La Corte d'Assise d'Appello di Bari ha condannato alla pena di 25 anni di reclusione il pregiudicato barese Giacomo Quaranta, accusato dell'omicidio del sorvegliato speciale Antonio Giuliani, ucciso a 21 anni il 26 agosto 2006 con un proiettile alla nuca.
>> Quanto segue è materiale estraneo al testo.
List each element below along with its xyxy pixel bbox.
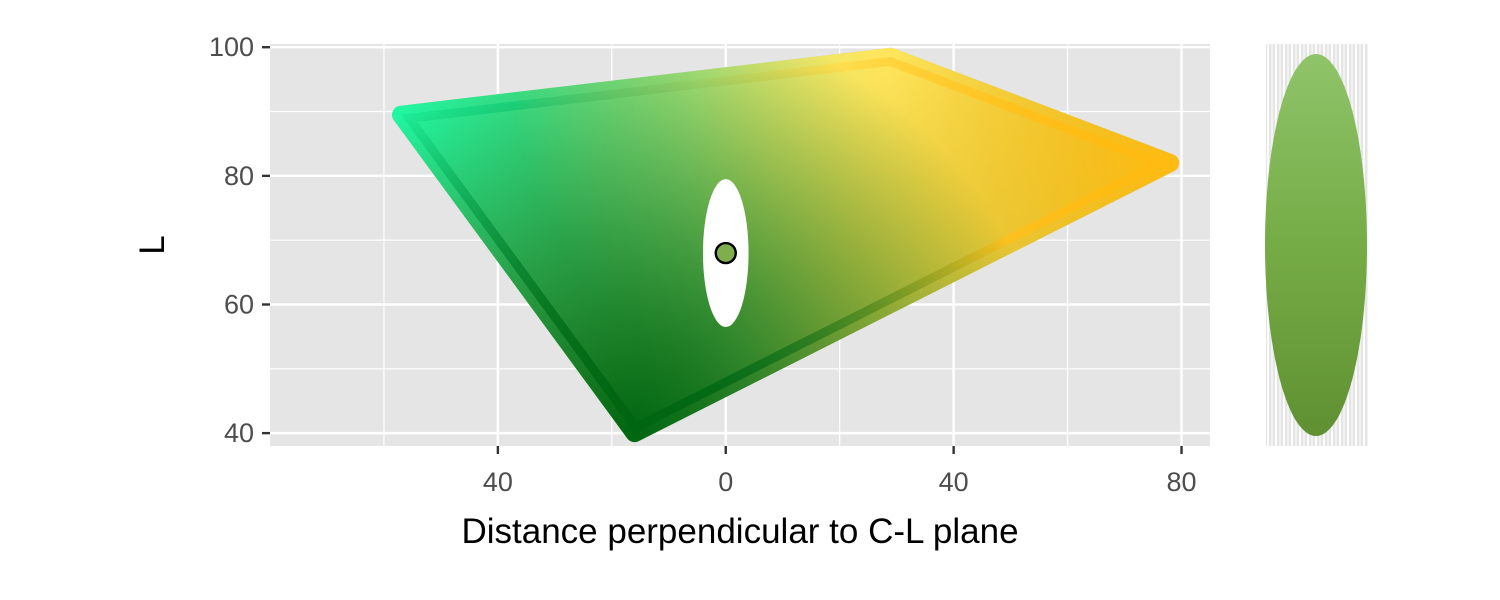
gamut-region [392,47,1180,443]
x-tick-label: 40 [939,467,969,497]
y-tick-label: 40 [224,418,254,448]
gamut-blend-layer [392,47,1180,443]
y-tick-label: 80 [224,161,254,191]
y-tick-label: 60 [224,289,254,319]
x-tick-label: 80 [1166,467,1196,497]
x-axis-ticks: 40 0 40 80 [483,446,1197,497]
side-panel-colour-strip [1265,54,1367,436]
x-axis-title: Distance perpendicular to C-L plane [461,512,1018,551]
data-point [714,241,737,265]
x-tick-label: 0 [718,467,733,497]
y-axis-title: L [133,235,172,254]
x-tick-label: 40 [483,467,513,497]
y-tick-label: 100 [209,32,254,62]
side-panel [1265,44,1368,446]
y-axis-ticks: 40 60 80 100 [209,32,270,448]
Quaranta, 42 anni, soprannominato "Mignolino" è ritenuto l'esecutore materiale del delitto ed era stato assolto in primo grado dai giudici della Corte d'Assise, con sentenza emessa il 20 maggio 2010, "per non aver commesso il fatto". Confermata, in secondo grado, l'assoluzione del presunto complice di Quaranta, Francesco Baldassarre. Dichiarato inammissibile l'appello proposto dalla Procura per altri due imputati, assolti in primo grado dall'accusa di favoreggiamento. Il cadavere di Giuliani fu trovato sulla provinciale Palese-Bitonto, nel barese, dietro a un muretto. Secondo il pm della Dda di Bari che coordinò le indagini, Desiree Digeronimo, Quaranta entrò in un deposito nel quartiere Libertà di Bari, considerato la roccaforte del clan Strisciuglio, si avvicinò a Giuliani mentre giocava a carte e lo uccise con un colpo di pistola alla tempia destra per poi risalire in auto e fuggire. Il corpo sarebbe stato poi trasportato sul luogo del ritrovamento, forse da altri. Il delitto sarebbe maturato nell'ambito di un regolamento di conti tra clan.